Working with node attributes

Working with measures derived from networks, such as node-level centrality scores, becomes especially interesting when you combine them with exogeneous node attributes, such as an actor’s opinions, sociodemographic characteristics, or innovative output.

There are two basic options to combine a network and node attributes: (1) add the node attributes to the network, and (b) add a node-level score computed from the network to the attribute dataset.

Before we get going, we first need to load statnet again:

library(statnet)

Adding attributes to a network

Let’s say we have a small network describing friendships among four students:

edgelist <- data.frame(
  sender = c(1,2,3,3),
  receiver = c(2,3,1,4)
)

net <- network(edgelist, directed=FALSE)
gplot(net, gmode="graph")

In addition to the network, we have a data frame with attributes for the four students:

attributes <- data.frame(
  subject = c("geography", "geography", "economics", "physics"),
  grade = c(1.3, 1.7, 2.3, 2.7),
  name = c("Tim", "Tina", "Tom", "Tiphany")
)
attributes
    subject grade    name
1 geography   1.3     Tim
2 geography   1.7    Tina
3 economics   2.3     Tom
4   physics   2.7 Tiphany

We can now add the attributes to the network object using the vertex pipe operator %v%:

net %v% "subject" <- attributes$subject
net %v% "grade" <- attributes$grade
net %v% "name" <- attributes$name

If we do this, we need to make sure that the order of actors in the network is the same as in the data frame (i.e., that node one corresponds to Tim, node 2 corresponds to Tina, etc.).

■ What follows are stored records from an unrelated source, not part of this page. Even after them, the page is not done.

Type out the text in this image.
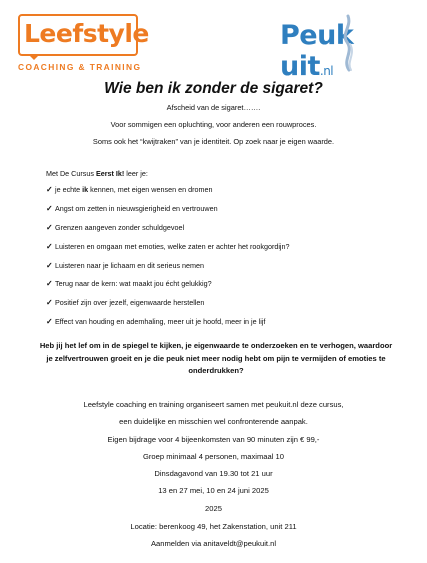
Leefstyle
COACHING & TRAINING
Peukuit.nl
Wie ben ik zonder de sigaret?

Afscheid van de sigaret…….

Voor sommigen een opluchting, voor anderen een rouwproces.

Soms ook het “kwijtraken” van je identiteit. Op zoek naar je eigen waarde.

Met De Cursus Eerst Ik! leer je:

✓ je echte ik kennen, met eigen wensen en dromen
✓ Angst om zetten in nieuwsgierigheid en vertrouwen
✓ Grenzen aangeven zonder schuldgevoel
✓ Luisteren en omgaan met emoties, welke zaten er achter het rookgordijn?
✓ Luisteren naar je lichaam en dit serieus nemen
✓ Terug naar de kern: wat maakt jou écht gelukkig?
✓ Positief zijn over jezelf, eigenwaarde herstellen
✓ Effect van houding en ademhaling, meer uit je hoofd, meer in je lijf

Heb jij het lef om in de spiegel te kijken, je eigenwaarde te onderzoeken en te verhogen, waardoor je zelfvertrouwen groeit en je die peuk niet meer nodig hebt om pijn te vermijden of emoties te onderdrukken?

Leefstyle coaching en training organiseert samen met peukuit.nl deze cursus,

een duidelijke en misschien wel confronterende aanpak.

Eigen bijdrage voor 4 bijeenkomsten van 90 minuten zijn € 99,-

Groep minimaal 4 personen, maximaal 10

Dinsdagavond van 19.30 tot 21 uur

13 en 27 mei, 10 en 24 juni 2025

2025

Locatie: berenkoog 49, het Zakenstation, unit 211

Aanmelden via anitaveldt@peukuit.nl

inspecting the network object, we can see that it now contains our actor information as vertex attributes:

net
 Network attributes:
  vertices = 4 
  directed = FALSE 
  hyper = FALSE 
  loops = FALSE 
  multiple = FALSE 
  bipartite = FALSE 
  total edges= 4 
    missing edges= 0 
    non-missing edges= 4 

 Vertex attribute names: 
    grade name subject vertex.names 

No edge attributes

Adding node-level measures to the attribute table

Let’s say we have computed degree centrality scores for our four students:

deg <- degree(net)
deg
[1] 4 4 6 2

To make these more easily comparable with our actor attributes, we can add them to the attributes data frame. Here, we again need to make sure that the order of nodes in the network is the same as in the data frame:

attributes$degree <- deg

We can now continue working with this data frame in the usual way (see session 3 on data handling for some examples). Because most standard statistics procedures are more convenient to use with data frames, computing network measures and adding them to an attribute data frame is often more sensible than adding attributes to the network object.

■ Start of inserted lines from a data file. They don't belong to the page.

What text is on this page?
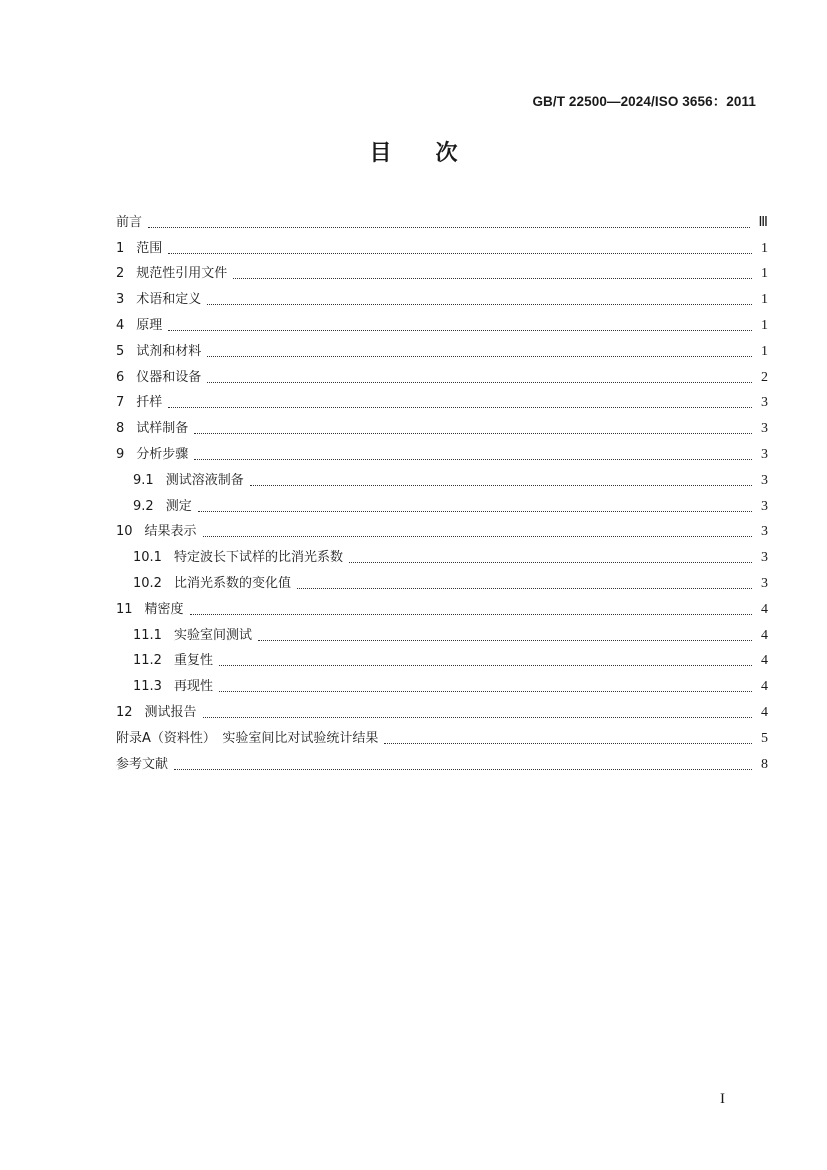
GB/T 22500—2024/ISO 3656：2011
目次
前言	Ⅲ
1 范围	1
2 规范性引用文件	1
3 术语和定义	1
4 原理	1
5 试剂和材料	1
6 仪器和设备	2
7 扦样	3
8 试样制备	3
9 分析步骤	3
9.1 测试溶液制备	3
9.2 测定	3
10 结果表示	3
10.1 特定波长下试样的比消光系数	3
10.2 比消光系数的变化值	3
11 精密度	4
11.1 实验室间测试	4
11.2 重复性	4
11.3 再现性	4
12 测试报告	4
附录A（资料性）　实验室间比对试验统计结果	5
参考文献	8
I
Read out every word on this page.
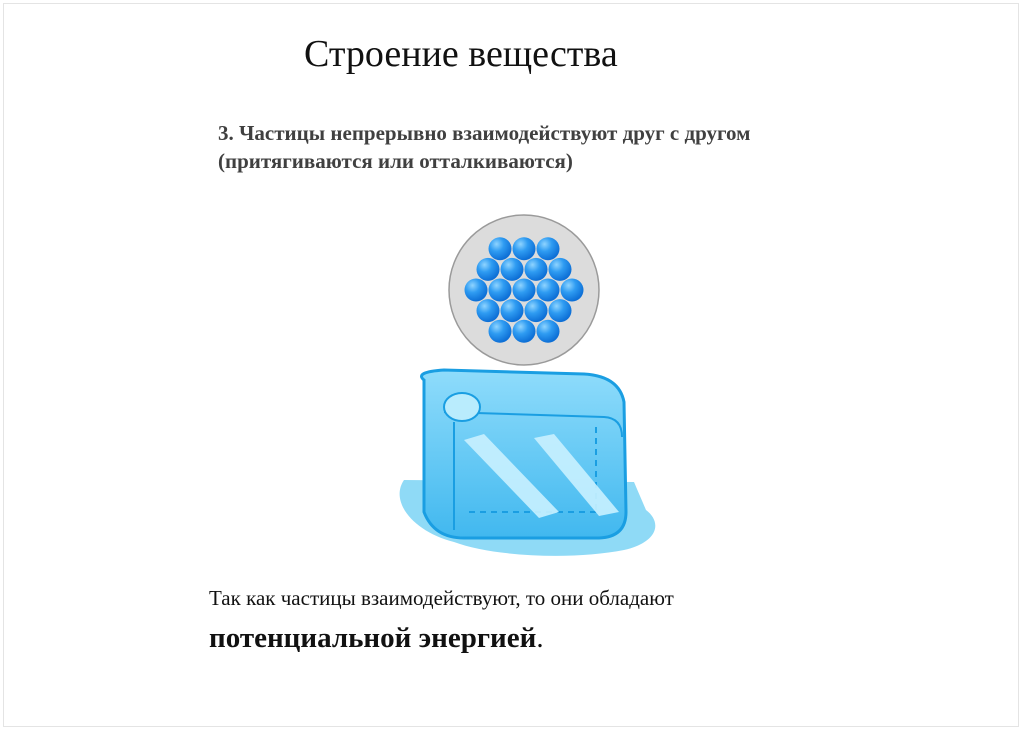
Строение вещества
3. Частицы непрерывно взаимодействуют друг с другом (притягиваются или отталкиваются)
Так как частицы взаимодействуют, то они обладают
потенциальной энергией.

There are however some exceptions and caveats: If you modify the network, e.g., by removing isolates or only keeping the main component, you also need to update the attribute data frame. Also, some network analysis packages make use of attributes contained in the network (e.g., the ergm package).

Assignment

Load the Load the Lazega advice network into and the associated attribute dataset (lazega_attrib.csv) into your session. These attribute table contains additional information on the lawyers in the network (e.g., age, gender, office, …). Read the description of the data provided in the Lazega_lawyers.html file, which you can open in a standard internet browser.

Loading attributes
attributes <- read.csv2("data/lazega_attrib.csv")
attributes
Loading network
adjmat <- read.table("data/lazega_advice.csv", 
                     sep =";", 
                     header = TRUE, 
                     row.names = 1, 
                     check.names = FALSE)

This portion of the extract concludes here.